Addressing a press conference at Parliament Buildings, MPs allied to the DP said the violence being witnessed in functions organised by the DP are state-sponsored, accusing the Office of the President of using the police and the regional administration to interfere with their functions, then blame violence on them.
"What we are witnessing is state-sponsored violence only targeted at functions attended by the DP. Why now? The DP has all along visited these areas and there was no chaos. Some people in the OP are unhappy with the support and unity the hustler movement has across the country," Kikuyu MP Kimani Ichung'wah said.

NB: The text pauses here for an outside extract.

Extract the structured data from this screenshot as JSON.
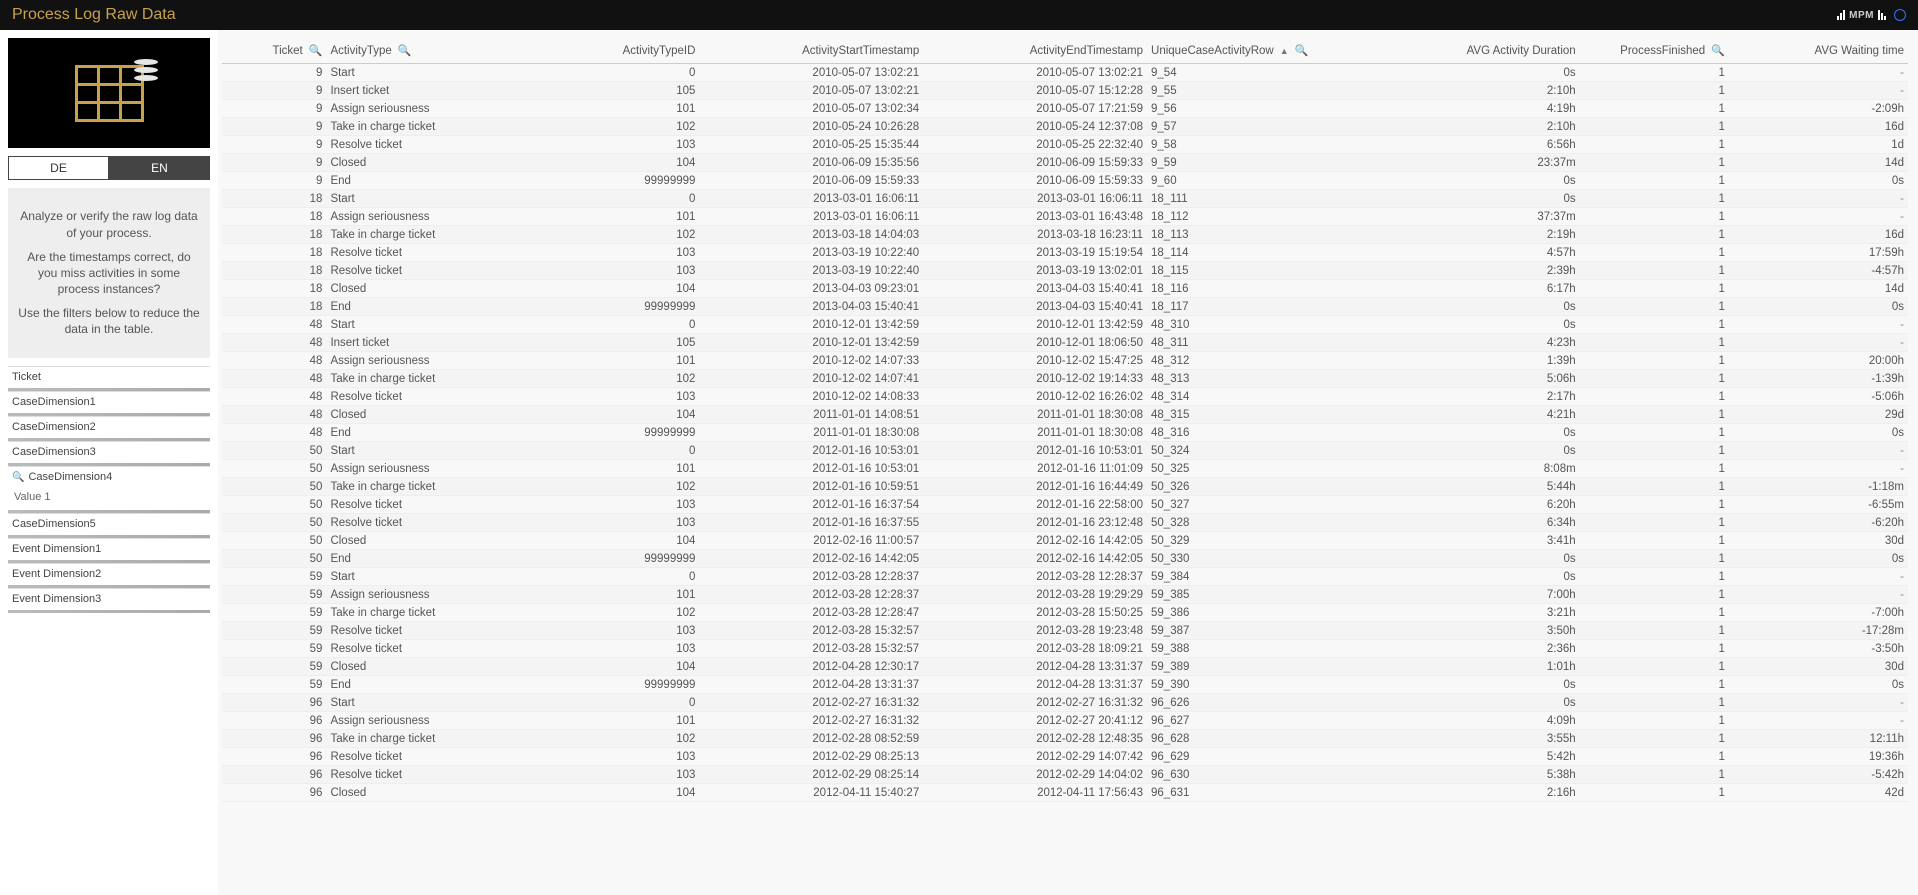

On Tuesday, the DP said the skirmishes at Kenol during his visit were a continuation of violence in Kisii, where youths were deployed to cause trouble during his development tours.
"It also happened in Kajiado recently where the provincial (regional) administration was used to intimidate and threaten wananchi from attending my function," Ruto said.

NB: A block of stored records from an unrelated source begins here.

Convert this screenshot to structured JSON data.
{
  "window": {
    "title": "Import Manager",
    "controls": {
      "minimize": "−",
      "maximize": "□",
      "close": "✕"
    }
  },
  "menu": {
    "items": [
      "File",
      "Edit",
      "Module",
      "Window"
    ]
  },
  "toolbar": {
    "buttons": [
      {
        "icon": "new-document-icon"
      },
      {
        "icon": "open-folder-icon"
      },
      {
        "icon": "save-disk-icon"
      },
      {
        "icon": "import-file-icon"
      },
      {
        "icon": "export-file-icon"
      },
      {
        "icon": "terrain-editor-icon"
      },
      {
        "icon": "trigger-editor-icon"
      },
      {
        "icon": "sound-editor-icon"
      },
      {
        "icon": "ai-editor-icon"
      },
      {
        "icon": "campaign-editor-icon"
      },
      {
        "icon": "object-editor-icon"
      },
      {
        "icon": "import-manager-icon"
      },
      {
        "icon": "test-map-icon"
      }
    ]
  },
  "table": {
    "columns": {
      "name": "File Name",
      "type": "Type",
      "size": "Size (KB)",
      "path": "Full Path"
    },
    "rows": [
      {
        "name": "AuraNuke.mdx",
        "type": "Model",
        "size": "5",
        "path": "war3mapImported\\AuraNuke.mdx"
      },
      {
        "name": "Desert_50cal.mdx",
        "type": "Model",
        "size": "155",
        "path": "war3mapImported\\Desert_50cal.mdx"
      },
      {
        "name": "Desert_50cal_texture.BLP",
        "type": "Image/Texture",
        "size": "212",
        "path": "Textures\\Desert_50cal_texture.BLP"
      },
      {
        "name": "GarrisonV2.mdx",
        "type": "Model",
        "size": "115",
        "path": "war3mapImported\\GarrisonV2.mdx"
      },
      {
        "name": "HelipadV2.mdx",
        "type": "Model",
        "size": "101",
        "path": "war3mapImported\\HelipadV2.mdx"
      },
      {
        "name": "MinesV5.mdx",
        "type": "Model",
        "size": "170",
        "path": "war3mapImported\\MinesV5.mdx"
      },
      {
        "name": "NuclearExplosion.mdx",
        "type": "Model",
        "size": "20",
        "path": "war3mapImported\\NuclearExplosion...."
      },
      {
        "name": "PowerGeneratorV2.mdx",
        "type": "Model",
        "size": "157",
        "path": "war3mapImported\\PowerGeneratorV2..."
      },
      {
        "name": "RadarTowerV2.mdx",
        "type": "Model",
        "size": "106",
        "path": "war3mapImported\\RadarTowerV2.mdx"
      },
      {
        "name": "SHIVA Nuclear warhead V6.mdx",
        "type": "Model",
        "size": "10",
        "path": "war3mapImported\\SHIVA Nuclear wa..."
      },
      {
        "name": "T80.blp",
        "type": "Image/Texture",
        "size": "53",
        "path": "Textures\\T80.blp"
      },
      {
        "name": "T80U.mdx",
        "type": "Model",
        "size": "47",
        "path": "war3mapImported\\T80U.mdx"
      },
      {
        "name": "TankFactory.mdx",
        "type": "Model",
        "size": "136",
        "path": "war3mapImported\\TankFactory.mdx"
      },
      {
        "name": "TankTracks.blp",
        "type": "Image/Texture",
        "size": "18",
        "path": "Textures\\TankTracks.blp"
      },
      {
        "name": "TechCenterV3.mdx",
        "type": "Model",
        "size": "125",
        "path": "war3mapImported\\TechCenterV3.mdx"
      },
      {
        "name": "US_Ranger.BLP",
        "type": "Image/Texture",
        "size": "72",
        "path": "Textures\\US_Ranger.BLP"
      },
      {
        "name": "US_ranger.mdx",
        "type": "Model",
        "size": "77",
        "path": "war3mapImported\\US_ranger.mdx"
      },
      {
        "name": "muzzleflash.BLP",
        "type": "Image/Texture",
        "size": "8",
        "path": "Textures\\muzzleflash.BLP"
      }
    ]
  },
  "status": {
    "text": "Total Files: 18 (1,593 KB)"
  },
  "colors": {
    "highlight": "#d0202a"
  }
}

Weighing on the hustler narrative, the constitutional agency charged with cohesion in the country – the National Cohesion and Integration Commission - warned that the hustlers vs dynasties dichotomy mirrored the narrative that preceded the 1994 Rwanda genocide.
“We are sickened by the blatant manifestations of hatred and intolerance, including by public figures. It is unfortunate that this is happening in the midst of a pandemic that has wreaked havoc on the lives and livelihoods of millions of Kenyans,” NCIC chairman Samuel Kobia said.
“What we are witnessing in the country today is a likely precursor of violent conflicts that would lead to loss of lives, destruction of property and displacement of people such as witnessed during the 2007-08 post-election violence.”
In 2007-08, Kenya experienced one of the worst bloodletting after a contested presidential election that left at least 1,133 people dead and more than 600,000 displaced from their homes.
The NCIC was conceived after the 2007-08 poll violence to facilitate and promote equality of opportunity, good relations, harmony and peaceful coexistence between the different ethnic, religious and racial communities
Kobia added, “We note with great concern that if the current trajectory is left unattended to, the country could well go the way Rwanda did in 1994.”
The church leaders have also condemned the reemergence of political chaos calling for a law change to make it impossible for politicians to hire youths in the name of providing security in the events.
“We condemn the use of our young people to carry out violence and to carry out actions criminal and evil,” Evangelical Alliance of Kenya chairman Bishop David Oginde said.
“We are asking for the AG and the officials concerned to make the hiring and use of youth for violence to be a criminal offence that will have grave repercussions so that politicians will think twice before they hire.”